"Kamu tetap cantik, Silvi. Dalam keadaan apa pun," Calvin berujar setulus hati.
"Really?"
"Yes."
Silvi membenamkan wajahnya ke dada Calvin. Tangisnya tumpah. Satu tangan Calvin masih mengelus kedua pipi Silvi. Sedangkan tangan satunya mendaratkan belaian hangat di kepala si gadis bermata dan berkepribadian unik.

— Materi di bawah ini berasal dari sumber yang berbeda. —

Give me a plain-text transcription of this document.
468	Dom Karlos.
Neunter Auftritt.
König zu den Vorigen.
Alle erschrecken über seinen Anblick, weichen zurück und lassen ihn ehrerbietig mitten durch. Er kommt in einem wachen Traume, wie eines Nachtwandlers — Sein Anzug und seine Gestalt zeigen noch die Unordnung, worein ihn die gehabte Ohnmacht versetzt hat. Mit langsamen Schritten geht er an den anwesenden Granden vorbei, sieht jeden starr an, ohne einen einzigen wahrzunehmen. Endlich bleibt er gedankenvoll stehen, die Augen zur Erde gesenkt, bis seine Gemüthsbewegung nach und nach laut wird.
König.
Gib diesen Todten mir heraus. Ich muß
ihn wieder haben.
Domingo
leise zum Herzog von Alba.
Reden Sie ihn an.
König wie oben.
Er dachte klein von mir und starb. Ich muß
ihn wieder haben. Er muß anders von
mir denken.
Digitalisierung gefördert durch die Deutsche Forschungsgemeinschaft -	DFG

"Kamu tidak perlu takut. Kamu gadis yang cantik...cantik wajahmu, cantik hatimu. Tidak ada yang perlu ditakutkan. Akhir pekan nanti, tunjukkan bahwa kamu anggota keluarga yang cantik, memesona, dan istimewa. Tidak perlu takut, Silvi. Sungguh tidak perlu takut."
"Oh Calvin Sayang, tidak semudah itu. Aku memang gadis bodoh, kesepian, dan tidak laku. Tidak cantik pula. Lihat wajahku."
"Silvi..."
Memanggil lembut nama gadis penyuka bunga lily dan strawberry itu, Calvin mendekatkan wajahnya ke wajah Silvi. Hidung mereka nyaris bersentuhan. Mata sipit bening yang tenang meneduhkan itu bertemu pandang dengan sepasang mata biru.
"Ingat satu hal: kamu gadis yang cantik. Kecantikan terpancar dari dalam dirimu. Hargailah itu. Dan soal breakout ini," Sekali lagi Calvin mengusap lembut pipi Silvi.
"Hanya sementara. Pasti hilang. Wajahmu akan kembali cantik seperti semula. Insya Allah."
Hati yang galau luar biasa coba ditenangkan. Calvin yang lembut dan punya kepekaan sosial tinggi, begitu memahami perasaan Silvi. Blogger, peragawan, dan mantan duta budaya Tionghoa itu berusaha menghapus kegalauan di hati sang gadis.